From the leaflet, first we can see there are more orange dots on the NE and SE regions. From the box plot, the median of diabetes percentage looks equally high in the NE and SE regions. The median of obesity percentage looks higher in the SE region than in the NE region. Besides, we can also see there are higher diabetes and obesity percentages on the east-side than on the west-side.
Question 2: Is there any correlation between diabetes and obesity? If so, is there any correlation with physical inactivity prevalence?

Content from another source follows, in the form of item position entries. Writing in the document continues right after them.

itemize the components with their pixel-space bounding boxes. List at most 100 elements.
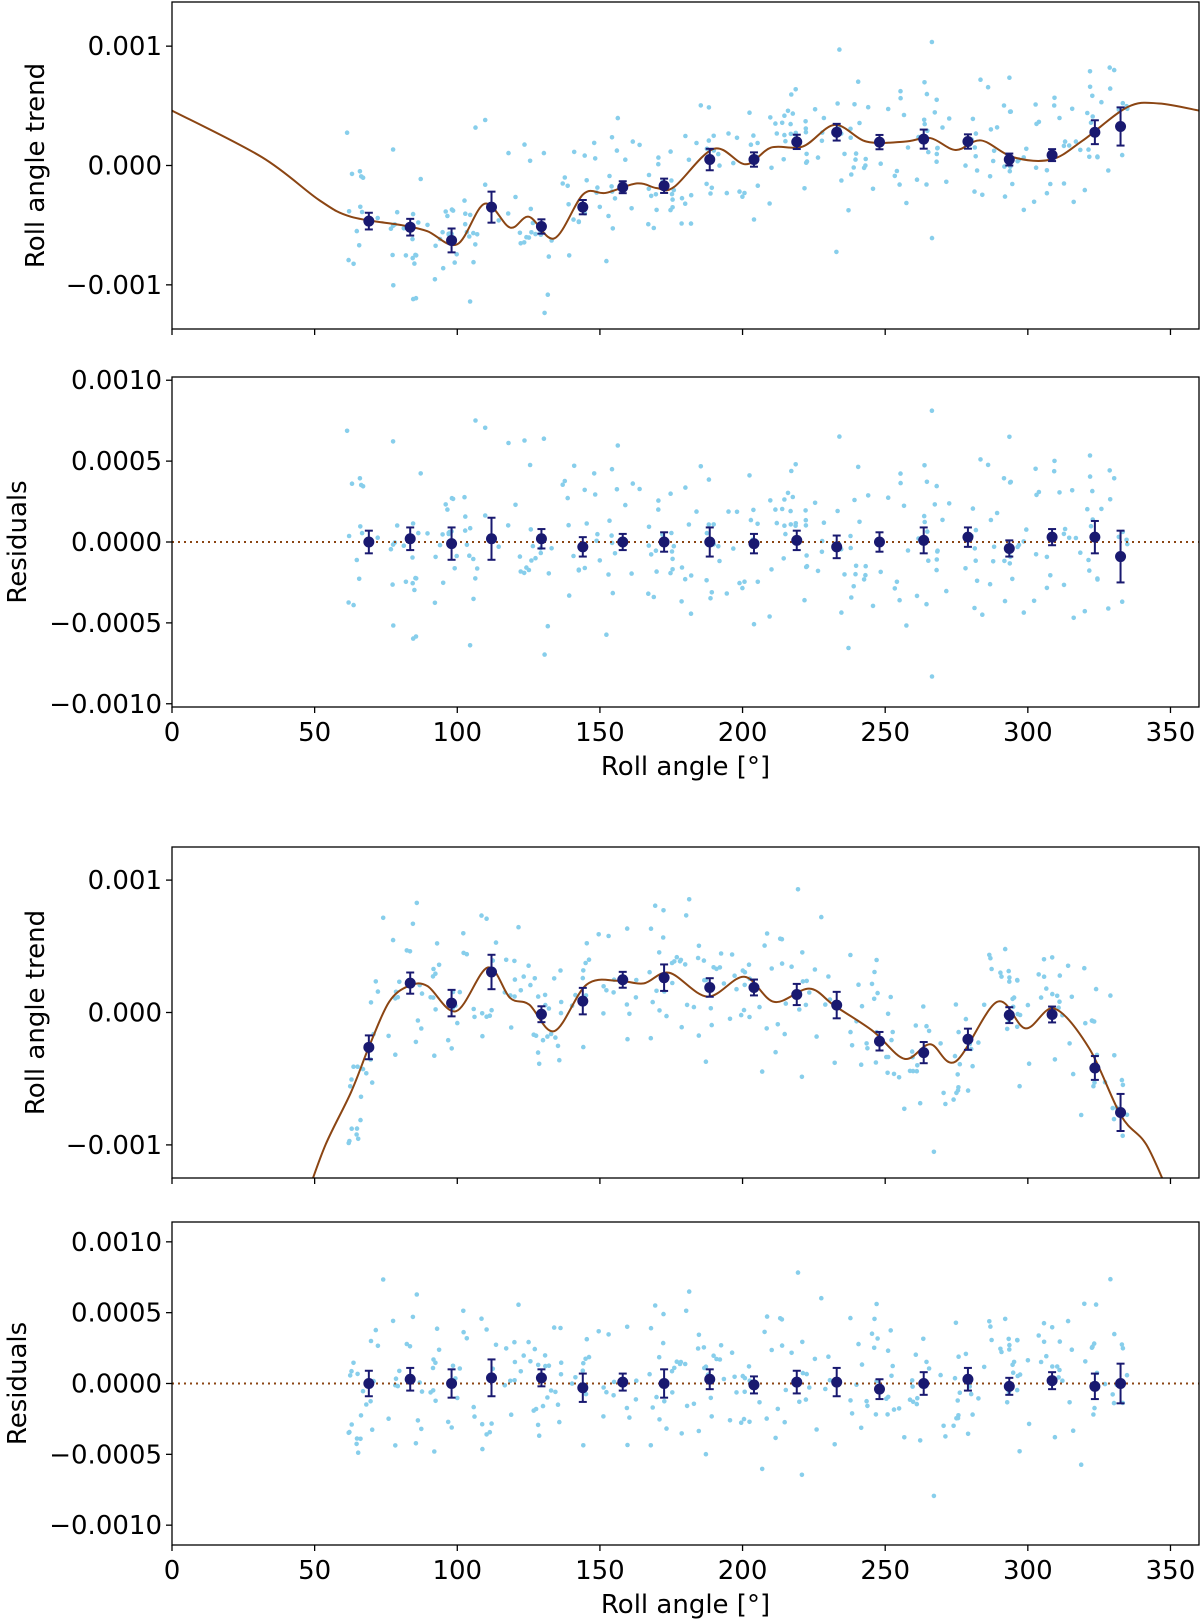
scatter-point bbox=[704, 578, 709, 583]
scatter-point bbox=[457, 1366, 463, 1371]
binned-point bbox=[873, 1378, 885, 1401]
scatter-point bbox=[994, 125, 1000, 130]
scatter-point bbox=[929, 674, 935, 679]
scatter-point bbox=[1054, 993, 1060, 999]
scatter-point bbox=[823, 1002, 828, 1007]
plot-area bbox=[311, 887, 1164, 1178]
scatter-point bbox=[1107, 468, 1112, 473]
scatter-point bbox=[634, 977, 639, 983]
scatter-point bbox=[914, 1401, 920, 1407]
scatter-point bbox=[512, 958, 517, 964]
scatter-point bbox=[1124, 537, 1129, 543]
scatter-point bbox=[656, 498, 661, 503]
scatter-point bbox=[718, 1343, 724, 1348]
scatter-point bbox=[711, 522, 716, 527]
scatter-point bbox=[1069, 106, 1075, 112]
binned-marker bbox=[873, 536, 885, 548]
scatter-point bbox=[461, 1329, 466, 1335]
scatter-point bbox=[571, 553, 576, 559]
scatter-point bbox=[1086, 147, 1091, 152]
scatter-point bbox=[1041, 1339, 1047, 1345]
scatter-point bbox=[344, 428, 350, 434]
scatter-point bbox=[433, 243, 438, 249]
scatter-point bbox=[679, 1024, 684, 1030]
scatter-point bbox=[717, 1357, 723, 1362]
scatter-point bbox=[940, 517, 945, 523]
scatter-point bbox=[917, 1100, 923, 1106]
scatter-point bbox=[981, 1002, 987, 1008]
binned-marker bbox=[577, 995, 589, 1007]
scatter-point bbox=[390, 1318, 396, 1324]
scatter-point bbox=[1007, 75, 1012, 80]
scatter-point bbox=[375, 989, 381, 994]
scatter-point bbox=[734, 986, 739, 992]
scatter-point bbox=[594, 538, 599, 544]
scatter-point bbox=[1041, 974, 1047, 979]
scatter-point bbox=[973, 527, 979, 533]
binned-marker bbox=[363, 536, 375, 548]
scatter-point bbox=[566, 593, 572, 598]
scatter-point bbox=[779, 506, 785, 512]
scatter-point bbox=[921, 1004, 926, 1009]
scatter-point bbox=[800, 1339, 805, 1345]
binned-point bbox=[1046, 1371, 1058, 1391]
scatter-point bbox=[482, 425, 488, 431]
scatter-point bbox=[726, 131, 731, 136]
scatter-point bbox=[905, 145, 911, 150]
binned-marker bbox=[918, 1378, 930, 1389]
scatter-point bbox=[790, 111, 796, 116]
binned-marker bbox=[486, 966, 498, 978]
scatter-point bbox=[583, 1356, 588, 1362]
scatter-point bbox=[526, 1339, 531, 1345]
scatter-point bbox=[624, 1405, 630, 1411]
binned-point bbox=[873, 531, 885, 553]
binned-point bbox=[446, 1368, 458, 1399]
scatter-point bbox=[569, 1381, 575, 1386]
scatter-point bbox=[751, 507, 756, 513]
scatter-point bbox=[734, 135, 740, 141]
scatter-point bbox=[896, 1406, 902, 1411]
scatter-point bbox=[1050, 991, 1055, 997]
scatter-point bbox=[740, 194, 745, 199]
scatter-point bbox=[393, 996, 398, 1001]
scatter-point bbox=[546, 571, 552, 576]
scatter-point bbox=[708, 1006, 714, 1011]
scatter-point bbox=[769, 165, 774, 171]
binned-marker bbox=[446, 234, 458, 246]
binned-marker bbox=[791, 1376, 803, 1388]
scatter-point bbox=[683, 133, 688, 139]
scatter-point bbox=[455, 1020, 460, 1026]
scatter-point bbox=[414, 1292, 420, 1297]
scatter-point bbox=[1090, 488, 1095, 494]
scatter-point bbox=[1092, 1405, 1097, 1411]
scatter-point bbox=[493, 1342, 499, 1348]
scatter-point bbox=[1085, 110, 1090, 116]
scatter-point bbox=[597, 204, 603, 210]
binned-point bbox=[791, 982, 803, 1007]
scatter-point bbox=[592, 156, 598, 161]
scatter-point bbox=[832, 1060, 837, 1066]
binned-marker bbox=[1115, 551, 1127, 563]
scatter-point bbox=[1031, 598, 1037, 604]
scatter-point bbox=[782, 132, 787, 138]
scatter-point bbox=[1002, 946, 1008, 952]
binned-marker bbox=[1089, 531, 1101, 543]
scatter-point bbox=[922, 463, 927, 468]
scatter-point bbox=[637, 142, 642, 148]
scatter-point bbox=[431, 1357, 436, 1362]
scatter-point bbox=[1006, 1336, 1011, 1342]
scatter-point bbox=[987, 952, 992, 958]
scatter-point bbox=[849, 595, 854, 600]
scatter-point bbox=[1007, 975, 1012, 980]
scatter-point bbox=[901, 503, 907, 509]
scatter-point bbox=[595, 185, 600, 190]
scatter-point bbox=[606, 213, 611, 219]
scatter-point bbox=[793, 521, 799, 526]
scatter-point bbox=[953, 1320, 959, 1326]
scatter-point bbox=[788, 522, 794, 527]
scatter-point bbox=[434, 1326, 440, 1331]
scatter-point bbox=[614, 487, 620, 492]
scatter-point bbox=[782, 113, 787, 118]
binned-point bbox=[535, 1368, 547, 1388]
scatter-point bbox=[624, 1002, 630, 1007]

From the scatter plot, we can see that there is a positive correlation between obesity and diabetes rates by states. As for the correlation with physical inactivity prevalence, I don’t see a strong correlation with physical inactivity prevalence. However, I can tell that smaller dots are on the bottom left corner and bigger dots are on the top right corner.
I would like to add more variables to my dataset in order to make more interesting plots. For example, I want to add different years and time to check if there are any changes of diabetes and obesity percentages in each state. Adding each state’s median income level , average education level, and so on, to see whether diabetes and obesity percentages would be affected by them.